You know what I just noticed the lights shine right through the geometry if the attenuation passes through the geometry. :open_mouth: How strange…

Okay, last one for this scene - I’ll do a daylight scene and learn some more.

Thanks for everyone’s help!

I don’t think you need an HDRI for an interior scene, most of the time the light that you get would just be a light blue color coming through the windows. It might be messing up your lighting.
You can adjust sky color lighting contribution in the global lightmass settings, so if you want some ambient light coming through then you can do it that way.

Okay I’ll try that thanks. In Modo I would just use the environment, which is essentially the sky, as my ambient fill for an interior. Worked great because you could boost the intensity and the render cost was extremely low.

Also—make sure that if you have one-sided geometry that you go to the mesh properties and set it in the lightmass settings to cast shadow as two sided, otherwise lights from outside will go through the walls.

I’ve been setting the materials to two sided is there a difference setting mesh properties to two sided? I wonder if that’s why the sofa had the lights going through it?

I think it should work properly if the material is set to two sided–though I think that it might lower real-time performance, setting the lighting to build as if it’s two sided would only affect how the lighting gets built but wouldn’t lower performance during real-time.
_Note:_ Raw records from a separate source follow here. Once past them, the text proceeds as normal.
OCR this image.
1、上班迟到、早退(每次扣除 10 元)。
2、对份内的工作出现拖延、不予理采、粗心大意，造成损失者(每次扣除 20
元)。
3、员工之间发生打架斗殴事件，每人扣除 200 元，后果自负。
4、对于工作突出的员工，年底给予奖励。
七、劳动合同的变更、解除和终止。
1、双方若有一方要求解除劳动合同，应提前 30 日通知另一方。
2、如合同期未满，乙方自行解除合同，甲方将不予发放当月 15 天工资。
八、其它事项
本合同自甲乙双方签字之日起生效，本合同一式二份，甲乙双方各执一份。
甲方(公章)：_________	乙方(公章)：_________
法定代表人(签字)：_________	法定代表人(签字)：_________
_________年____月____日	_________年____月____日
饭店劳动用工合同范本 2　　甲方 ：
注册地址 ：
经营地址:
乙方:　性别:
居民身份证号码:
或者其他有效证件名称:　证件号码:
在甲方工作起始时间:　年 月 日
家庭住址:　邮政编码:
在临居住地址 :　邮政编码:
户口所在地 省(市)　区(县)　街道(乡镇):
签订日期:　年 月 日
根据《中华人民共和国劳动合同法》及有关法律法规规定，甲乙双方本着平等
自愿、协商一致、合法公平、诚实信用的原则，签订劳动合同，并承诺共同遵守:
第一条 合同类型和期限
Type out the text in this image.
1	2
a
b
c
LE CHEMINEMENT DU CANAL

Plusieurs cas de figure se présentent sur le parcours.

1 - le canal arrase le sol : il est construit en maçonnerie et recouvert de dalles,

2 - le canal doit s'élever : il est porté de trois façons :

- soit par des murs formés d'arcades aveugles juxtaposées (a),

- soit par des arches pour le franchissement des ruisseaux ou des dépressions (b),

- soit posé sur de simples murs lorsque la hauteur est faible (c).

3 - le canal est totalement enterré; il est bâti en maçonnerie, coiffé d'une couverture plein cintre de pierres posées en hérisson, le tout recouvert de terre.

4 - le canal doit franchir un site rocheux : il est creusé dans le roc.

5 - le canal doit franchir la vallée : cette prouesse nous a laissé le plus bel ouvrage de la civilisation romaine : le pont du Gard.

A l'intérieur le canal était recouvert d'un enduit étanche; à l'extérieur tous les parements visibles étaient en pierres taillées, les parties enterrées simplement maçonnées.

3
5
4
Doing a scene right now, looks like skylight does not cast shadows, so disable the skylight and you should get more accurate lighting.

Good to know thanks!

I wonder why there’s not a single video tutorial out there explaining HOW can you do the build/compile/integration for the Gameworks stuff. That UE4 gameworks thread looks like a big rave party with lots of high people. With more than 2000 replies it’s almost impossible to learn something, specially with so many misinformation. I’ve been modelling for film industry for ten years, and I’ve done some work for all the big studios out there, however I NEVER needed to write a single line of code. Looks like there’s some sort of secret society or alien society you just can’t get in, specially if you’re a NATIVE MODELLING ARTIST. It’s really frustrating to see such a great game engine like UE4 and discovering that every single thing demands you to build, code, and doing everything that is not art related. Sorry for the whinning, I’m definitely throwing out the towel…

You are right fmfurian but the whole gameworks stuff is still in alpha stage if i’m not mistaken, so documentation isn’t their main focus I guess. Dunno!

You don’t have to code to get the Gameworks stuff working–but it’s definitely buried within that thread, so it’s not easy to set it up. And each time there’s a new update there’s a potential for issues.

For Gameworks you take the latest branch eg. the UE4 with VXGI then compile it with Visual Studio. I haven’t tried it but as long as it compiles it shouldn’t be too insane. Theres’ some stuff regarding Github (forking things so you can have different versions of source code to then compile to different Unreal Editor versions).

But yeah for artists I’m sure what I just mentioned above sounds insane.

Programming definitely sounds like an secret cult but it’s really not that bad.*

I want to start doing some Twitch stuff about these first-step-roadblock kind of stufff but I’m still recovering from a flu.

*The exception being things like compiling your own graphics driver for an obscure version of Linux, now that is some arcane stuff I might never understand. Those things are (for me anyway) copy-paste-enter-pray.